Supercharged solar storm strikes Earth on Valentine’s day; Flashes strongest polar lights
On February 14, Valentine's day, a supercharged solar storm struck the Earth. The storm was so intense that it created one of the strongest polar light displays seen in years.
The National Oceanic and Atmospheric Administration (NOAA) had predicted that there could be a solar storm event on Valentine's day. However, no one was prepared for its intensity. On February 14, a strong solar storm struck the Earth. While it did not impact any nearby satellites, the coronal mass ejection (CME) cloud was so dense that it created a bright auroral display in the arctic region. Many aurora chasers, including veterans, reported that it was one of the brightest polar lights they have encountered in a long time. Check details of this unexpected solar storm.
The event was reported by Space.com, which highlighted, “A well-timed plasma eruption from the sun delivered a Valentine Day's night of auroral splendor for skywatchers in Alaska, with the display's intensity taking by surprise even seasoned aurora chasers”. As per reports, the solar storm that caused the aurora was of G1-class.
Solar storm causes intense polar lights
Vincent Ledvina, an Alaska-based astro photographer and aurora chaser, tweeted about the incident and said, “Everything about tonight was insane. One of the best nights of aurora of my life, maybe the best.
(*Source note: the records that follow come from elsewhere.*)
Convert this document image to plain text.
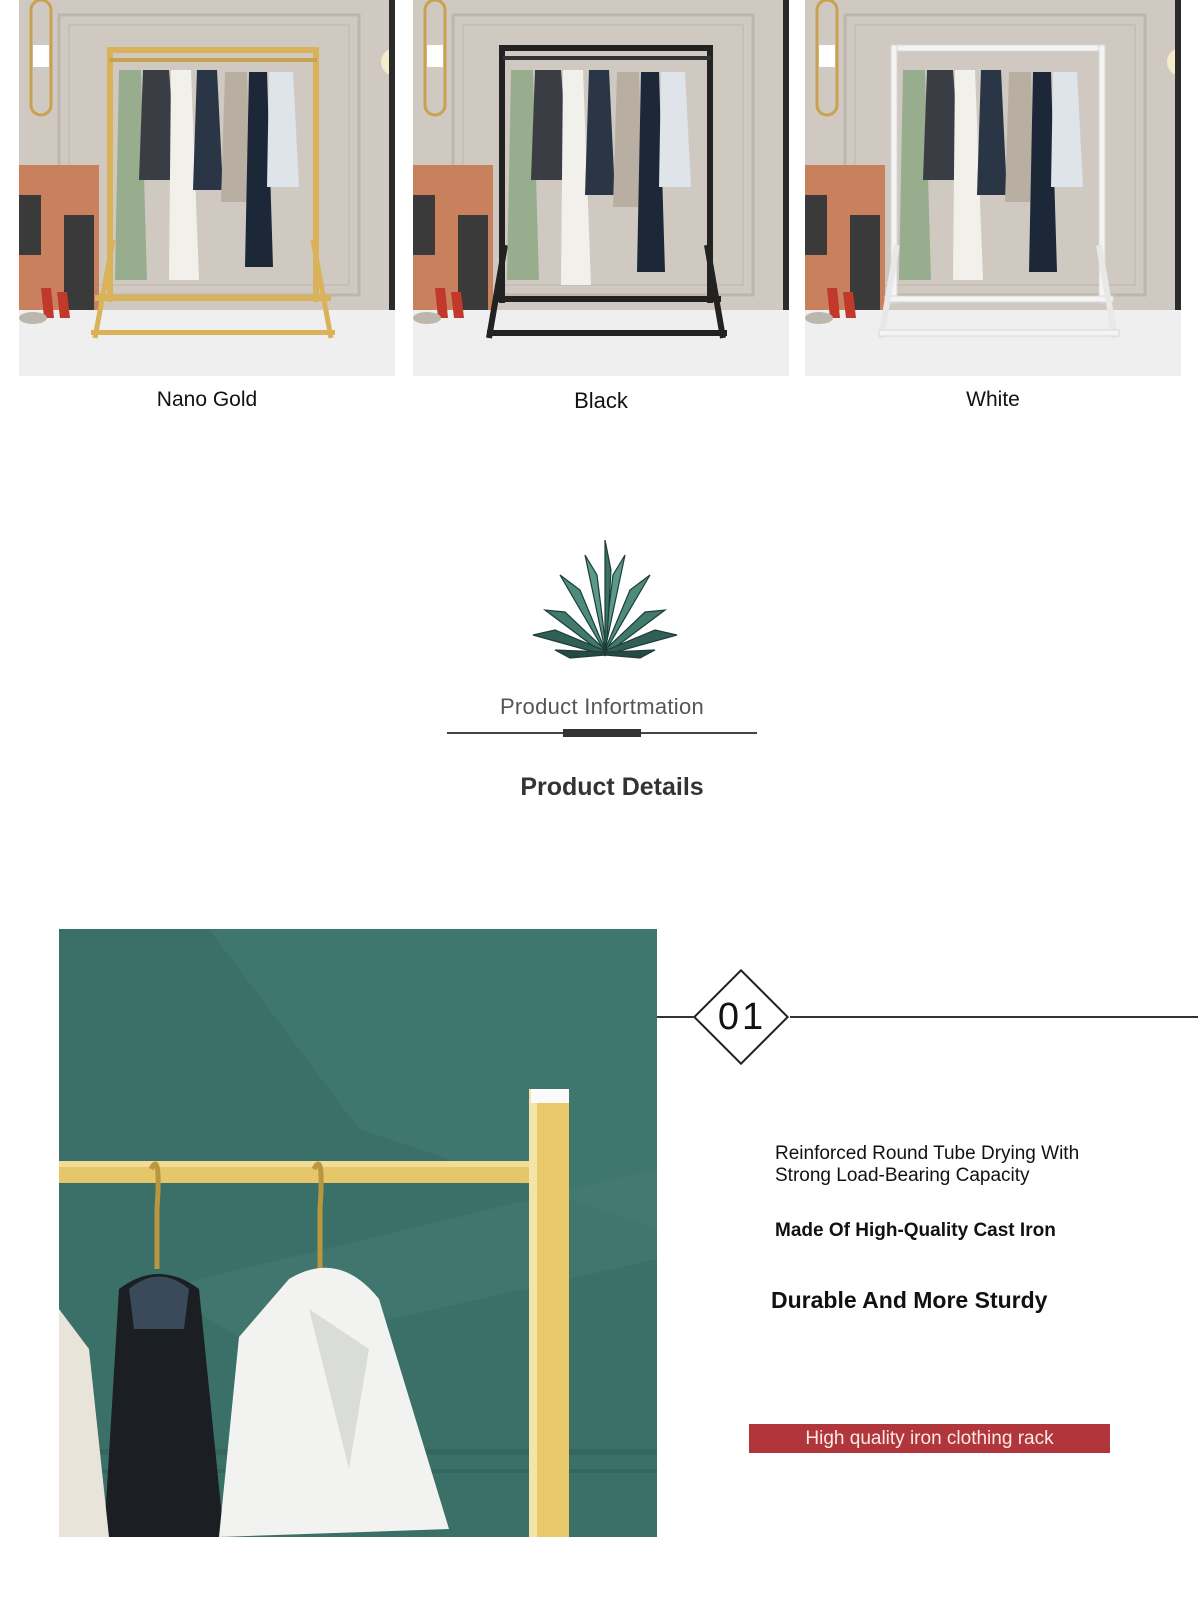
Nano Gold	Black	White
Product Infortmation
Product Details
01
Reinforced Round Tube Drying With Strong Load-Bearing Capacity
Made Of High-Quality Cast Iron
Durable And More Sturdy
High quality iron clothing rack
We had substorm after substorm, it never let up”. For the unaware, a substorm is a brief disturbance in the Earth's magnetosphere that causes energy to be released from the tail of the magnetosphere and injected into the high latitude ionosphere. In layman's terms, it is an aurora storm that is caused by a solar storm and is seen in short tranches.
Ledvina is a veteran when it comes to aurora photography. As per his website, he took his first aurora photo in his high school and ever since he has been chasing after them. Now, a Ph.D student in the University of Alaska, he continues to take professional photos of polar lights and makes time-lapse videos.
And despite years of watching solar storms impact the atmosphere and create auroral displays, he stated that he had never seen anything like that before. In a separate tweet, he said, “Tonight's aurora in Fairbanks, Alaska was easily one of the brightest I've seen”. He also called the event “straight up magical” and “The most intense red color I've seen”.